Non-targeted analysis (NTA) methods are integral to environmental monitoring given their ability to expand measurable chemical space beyond that of traditional targeted methods. Such vast quantities of NTA data are generated that exhaustive manual review is generally unfeasible. Computational tools facilitate automated data processing, but cannot always distinguish real signals (i.e., originating from a chemical in a sample) from artifacts. Replicate analysis is recommended to aid data review, but as NTA studies become larger, the cost of analytical replication becomes untenable. A need therefore exists for examination of information penalties associated with reduced replication. To investigate this issue, using an existing NTA dataset, we performed over 70,000 simulations of variable replication designs and calculated false discovery rates (FDRs) and false negative rates (FNRs) for NTA features and occurrences.

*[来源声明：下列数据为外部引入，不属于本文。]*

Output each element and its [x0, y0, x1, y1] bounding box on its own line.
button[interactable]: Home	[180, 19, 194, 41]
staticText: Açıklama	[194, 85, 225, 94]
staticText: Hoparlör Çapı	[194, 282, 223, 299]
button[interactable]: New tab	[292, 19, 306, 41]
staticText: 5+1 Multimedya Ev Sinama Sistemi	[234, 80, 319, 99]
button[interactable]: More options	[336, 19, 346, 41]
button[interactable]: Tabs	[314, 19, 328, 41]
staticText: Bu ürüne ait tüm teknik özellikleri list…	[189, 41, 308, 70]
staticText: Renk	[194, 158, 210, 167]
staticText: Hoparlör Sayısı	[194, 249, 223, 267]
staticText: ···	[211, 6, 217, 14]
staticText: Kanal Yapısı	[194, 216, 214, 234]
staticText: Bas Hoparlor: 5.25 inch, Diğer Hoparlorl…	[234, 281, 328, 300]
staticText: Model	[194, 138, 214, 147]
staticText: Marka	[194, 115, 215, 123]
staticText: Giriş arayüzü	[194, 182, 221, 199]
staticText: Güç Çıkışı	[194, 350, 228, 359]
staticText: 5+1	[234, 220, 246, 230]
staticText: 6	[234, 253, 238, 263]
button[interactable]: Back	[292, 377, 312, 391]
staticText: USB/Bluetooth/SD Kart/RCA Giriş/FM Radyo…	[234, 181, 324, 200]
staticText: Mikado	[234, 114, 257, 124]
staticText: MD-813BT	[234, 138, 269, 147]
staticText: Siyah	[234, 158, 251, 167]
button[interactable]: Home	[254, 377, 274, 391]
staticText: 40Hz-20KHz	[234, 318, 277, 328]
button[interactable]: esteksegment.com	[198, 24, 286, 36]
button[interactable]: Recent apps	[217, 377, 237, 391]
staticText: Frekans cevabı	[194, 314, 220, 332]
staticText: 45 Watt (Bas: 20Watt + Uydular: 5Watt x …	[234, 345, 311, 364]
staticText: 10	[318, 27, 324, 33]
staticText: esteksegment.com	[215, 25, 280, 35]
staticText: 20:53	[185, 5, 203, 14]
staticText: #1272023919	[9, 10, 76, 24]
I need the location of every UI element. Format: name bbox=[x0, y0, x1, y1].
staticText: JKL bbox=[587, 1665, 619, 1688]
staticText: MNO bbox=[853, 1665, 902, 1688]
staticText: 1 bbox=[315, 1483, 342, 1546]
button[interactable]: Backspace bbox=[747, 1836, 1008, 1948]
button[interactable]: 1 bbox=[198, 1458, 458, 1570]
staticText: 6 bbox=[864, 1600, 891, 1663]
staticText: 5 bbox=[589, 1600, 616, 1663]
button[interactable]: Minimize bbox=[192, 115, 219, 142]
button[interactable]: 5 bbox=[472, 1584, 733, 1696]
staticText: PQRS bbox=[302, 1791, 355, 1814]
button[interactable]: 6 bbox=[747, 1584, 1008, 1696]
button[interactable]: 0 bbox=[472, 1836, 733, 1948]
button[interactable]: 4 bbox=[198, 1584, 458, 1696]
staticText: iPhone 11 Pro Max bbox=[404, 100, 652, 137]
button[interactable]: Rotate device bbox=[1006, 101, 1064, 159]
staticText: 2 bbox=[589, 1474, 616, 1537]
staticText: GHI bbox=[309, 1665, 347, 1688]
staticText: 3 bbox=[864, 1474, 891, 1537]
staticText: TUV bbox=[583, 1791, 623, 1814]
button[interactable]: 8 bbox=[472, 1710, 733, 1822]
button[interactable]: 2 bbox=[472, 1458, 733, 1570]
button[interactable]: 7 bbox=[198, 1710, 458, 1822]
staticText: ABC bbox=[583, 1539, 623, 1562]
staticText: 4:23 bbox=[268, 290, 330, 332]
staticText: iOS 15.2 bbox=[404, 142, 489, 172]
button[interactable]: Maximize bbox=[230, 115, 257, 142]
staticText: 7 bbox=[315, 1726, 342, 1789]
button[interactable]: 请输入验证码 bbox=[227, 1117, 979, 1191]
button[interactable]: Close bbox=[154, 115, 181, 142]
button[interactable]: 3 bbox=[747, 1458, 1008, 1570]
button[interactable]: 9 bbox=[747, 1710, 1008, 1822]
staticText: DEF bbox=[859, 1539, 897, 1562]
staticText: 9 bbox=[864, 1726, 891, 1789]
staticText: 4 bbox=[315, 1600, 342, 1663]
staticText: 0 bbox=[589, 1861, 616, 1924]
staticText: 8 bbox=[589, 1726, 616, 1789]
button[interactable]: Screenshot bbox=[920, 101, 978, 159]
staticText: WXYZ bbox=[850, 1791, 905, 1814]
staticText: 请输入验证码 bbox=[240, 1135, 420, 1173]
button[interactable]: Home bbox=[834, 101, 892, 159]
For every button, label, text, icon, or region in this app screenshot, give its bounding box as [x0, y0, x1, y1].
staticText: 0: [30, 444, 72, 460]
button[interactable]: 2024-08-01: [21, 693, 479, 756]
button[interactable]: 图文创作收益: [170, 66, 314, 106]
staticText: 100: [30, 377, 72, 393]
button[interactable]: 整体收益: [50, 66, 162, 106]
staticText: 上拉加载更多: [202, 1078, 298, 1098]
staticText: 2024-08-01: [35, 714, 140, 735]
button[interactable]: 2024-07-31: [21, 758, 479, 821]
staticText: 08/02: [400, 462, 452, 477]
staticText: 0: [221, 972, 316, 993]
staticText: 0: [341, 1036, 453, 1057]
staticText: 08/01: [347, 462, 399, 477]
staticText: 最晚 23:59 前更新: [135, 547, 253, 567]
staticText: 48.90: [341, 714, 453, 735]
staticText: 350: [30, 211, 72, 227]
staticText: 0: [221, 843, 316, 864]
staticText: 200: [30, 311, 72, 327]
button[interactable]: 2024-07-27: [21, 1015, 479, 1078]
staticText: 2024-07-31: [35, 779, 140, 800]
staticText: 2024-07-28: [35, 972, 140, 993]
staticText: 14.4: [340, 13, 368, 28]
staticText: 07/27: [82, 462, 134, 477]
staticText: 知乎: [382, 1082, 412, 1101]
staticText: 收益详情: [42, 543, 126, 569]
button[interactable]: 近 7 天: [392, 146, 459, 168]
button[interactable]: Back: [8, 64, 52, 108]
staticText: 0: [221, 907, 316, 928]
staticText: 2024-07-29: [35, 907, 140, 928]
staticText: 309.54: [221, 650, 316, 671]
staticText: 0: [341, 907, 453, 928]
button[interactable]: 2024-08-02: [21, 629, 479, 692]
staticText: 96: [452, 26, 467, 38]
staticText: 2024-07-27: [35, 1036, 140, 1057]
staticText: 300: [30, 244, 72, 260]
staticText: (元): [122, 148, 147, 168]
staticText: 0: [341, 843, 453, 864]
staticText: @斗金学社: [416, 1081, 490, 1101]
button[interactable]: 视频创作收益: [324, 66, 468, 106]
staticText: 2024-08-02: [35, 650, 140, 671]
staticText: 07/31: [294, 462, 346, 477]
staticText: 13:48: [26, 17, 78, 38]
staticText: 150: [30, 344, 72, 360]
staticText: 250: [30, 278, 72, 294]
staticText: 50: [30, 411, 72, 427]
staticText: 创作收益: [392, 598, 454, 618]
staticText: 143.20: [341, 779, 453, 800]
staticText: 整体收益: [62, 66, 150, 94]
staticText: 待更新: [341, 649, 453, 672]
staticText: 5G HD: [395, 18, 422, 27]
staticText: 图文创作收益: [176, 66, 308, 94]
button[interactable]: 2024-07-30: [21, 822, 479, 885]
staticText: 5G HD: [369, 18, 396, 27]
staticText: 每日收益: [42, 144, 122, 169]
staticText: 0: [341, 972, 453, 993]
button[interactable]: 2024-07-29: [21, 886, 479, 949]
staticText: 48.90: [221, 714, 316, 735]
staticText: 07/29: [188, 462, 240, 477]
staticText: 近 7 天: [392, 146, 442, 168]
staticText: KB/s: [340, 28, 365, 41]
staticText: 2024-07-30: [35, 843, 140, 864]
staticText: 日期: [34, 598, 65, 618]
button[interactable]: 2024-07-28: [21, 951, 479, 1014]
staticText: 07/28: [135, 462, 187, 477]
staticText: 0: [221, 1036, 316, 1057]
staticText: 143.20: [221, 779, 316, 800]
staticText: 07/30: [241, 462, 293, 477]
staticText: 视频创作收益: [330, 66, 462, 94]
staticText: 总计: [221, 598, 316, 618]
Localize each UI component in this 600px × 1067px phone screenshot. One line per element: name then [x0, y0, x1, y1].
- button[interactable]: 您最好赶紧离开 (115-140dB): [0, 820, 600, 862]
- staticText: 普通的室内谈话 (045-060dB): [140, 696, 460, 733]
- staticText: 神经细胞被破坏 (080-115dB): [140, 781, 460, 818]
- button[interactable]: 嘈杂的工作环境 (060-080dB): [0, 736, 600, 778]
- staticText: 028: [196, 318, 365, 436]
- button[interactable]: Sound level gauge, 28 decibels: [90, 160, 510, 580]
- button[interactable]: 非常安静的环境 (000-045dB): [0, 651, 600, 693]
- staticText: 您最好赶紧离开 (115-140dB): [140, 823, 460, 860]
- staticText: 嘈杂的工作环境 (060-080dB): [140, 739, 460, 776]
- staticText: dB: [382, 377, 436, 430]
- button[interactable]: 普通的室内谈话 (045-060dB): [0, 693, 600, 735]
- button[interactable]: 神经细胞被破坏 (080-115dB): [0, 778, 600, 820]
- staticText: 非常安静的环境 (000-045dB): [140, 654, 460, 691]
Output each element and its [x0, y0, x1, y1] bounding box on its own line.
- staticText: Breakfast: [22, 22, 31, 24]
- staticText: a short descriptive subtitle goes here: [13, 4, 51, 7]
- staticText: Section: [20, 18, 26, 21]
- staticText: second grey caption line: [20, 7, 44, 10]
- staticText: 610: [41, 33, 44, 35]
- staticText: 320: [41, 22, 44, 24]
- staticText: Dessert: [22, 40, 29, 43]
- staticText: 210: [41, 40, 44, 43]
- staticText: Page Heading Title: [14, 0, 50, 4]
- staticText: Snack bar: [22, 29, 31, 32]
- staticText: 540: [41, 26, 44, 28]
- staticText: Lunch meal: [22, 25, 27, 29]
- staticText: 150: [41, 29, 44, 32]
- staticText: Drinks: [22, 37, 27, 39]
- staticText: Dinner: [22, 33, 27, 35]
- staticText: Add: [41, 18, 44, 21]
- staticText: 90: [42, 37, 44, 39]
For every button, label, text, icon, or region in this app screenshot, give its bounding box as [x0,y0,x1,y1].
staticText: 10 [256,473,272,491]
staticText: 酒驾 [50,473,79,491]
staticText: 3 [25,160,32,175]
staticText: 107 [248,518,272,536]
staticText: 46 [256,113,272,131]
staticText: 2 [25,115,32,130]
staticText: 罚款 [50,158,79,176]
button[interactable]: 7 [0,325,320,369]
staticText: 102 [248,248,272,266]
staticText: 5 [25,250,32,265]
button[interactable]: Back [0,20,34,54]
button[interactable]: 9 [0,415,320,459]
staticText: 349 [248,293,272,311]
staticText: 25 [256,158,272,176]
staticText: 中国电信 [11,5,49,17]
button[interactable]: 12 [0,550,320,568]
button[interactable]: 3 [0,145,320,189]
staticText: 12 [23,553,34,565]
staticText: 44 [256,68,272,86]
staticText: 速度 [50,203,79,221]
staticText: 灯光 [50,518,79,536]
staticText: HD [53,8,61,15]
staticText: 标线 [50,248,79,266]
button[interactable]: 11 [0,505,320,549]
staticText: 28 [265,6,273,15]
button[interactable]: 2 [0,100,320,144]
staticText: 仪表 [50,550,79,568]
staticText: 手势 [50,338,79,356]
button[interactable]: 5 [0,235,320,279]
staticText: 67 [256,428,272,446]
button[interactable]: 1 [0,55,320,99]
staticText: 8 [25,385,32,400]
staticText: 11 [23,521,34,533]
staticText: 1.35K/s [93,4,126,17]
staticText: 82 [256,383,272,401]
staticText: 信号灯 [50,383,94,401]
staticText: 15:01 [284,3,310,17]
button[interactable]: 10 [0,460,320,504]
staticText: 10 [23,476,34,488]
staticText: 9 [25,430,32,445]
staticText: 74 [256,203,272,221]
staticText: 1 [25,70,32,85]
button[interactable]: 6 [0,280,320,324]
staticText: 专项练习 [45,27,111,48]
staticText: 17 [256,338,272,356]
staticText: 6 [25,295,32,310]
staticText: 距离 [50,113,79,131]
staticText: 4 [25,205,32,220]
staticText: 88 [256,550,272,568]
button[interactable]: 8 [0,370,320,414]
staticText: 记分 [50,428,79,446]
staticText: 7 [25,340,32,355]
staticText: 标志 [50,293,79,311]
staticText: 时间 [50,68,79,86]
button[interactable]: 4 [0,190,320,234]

We used regression models to explore associations between replication percentage and FDR/FNR, and to test whether rates were affected by NTA feature attributes. Inverse relationships were generally observed between replication percentage and FDR/FNR, such that lower replication yielded higher information penalties. Significant increases in FDR/FNR were observed for suspected per- and polyfluoroalkyl substances (PFAS) compared to non-PFAS, highlighting the potential for differences in information penalties across feature groups. Specific quantitative information penalties are expected to be unique for each NTA study based on sample type and workflow. The methods presented here can support future pilot-scale investigations that will inform the required level of replication in full-scale studies.

在非目标分析实验中检验分析复制对数据质量的影响。
非目标分析(NTA)方法是环境监测中不可或缺的一部分,因为它们能够在传统的目标方法之外扩展可测量的化学空间。产生了如此大量的NTA数据,详尽的人工审查通常是不可行的。计算工具有助于自动化数据处理,但不能总是区分真实信号(即来自样品中的化学物质)和伪信号。重复分析建议帮助数据审查,但随着NTA研究规模的扩大,分析复制的成本变得站不住脚。因此,有必要审查与减少复制有关的信息惩罚。为了研究这一问题,我们使用现有的NTA数据集,对变量复制设计进行了超过70,000次模拟,并计算了NTA特征和出现的错误发现率(FDRs)和错误阴性率(fnr)。我们使用回归模型来探索复制百分比与FDR/FNR之间的关系,并测试速率是否受到NTA特征属性的影响。在复制百分比和FDR/FNR之间通常观察到反比关系,例如较低的复制产生较高的信息惩罚。观察到疑似全氟烷基和多氟烷基物质(PFAS)的FDR/FNR与非PFAS相比显著增加,突出了不同特征组之间信息惩罚的可能差异。根据样本类型和工作流程,预计每个NTA研究的具体定量信息处罚是独一无二的。这里提出的方法可以支持未来的试点规模调查,这将为全面研究所需的复制水平提供信息。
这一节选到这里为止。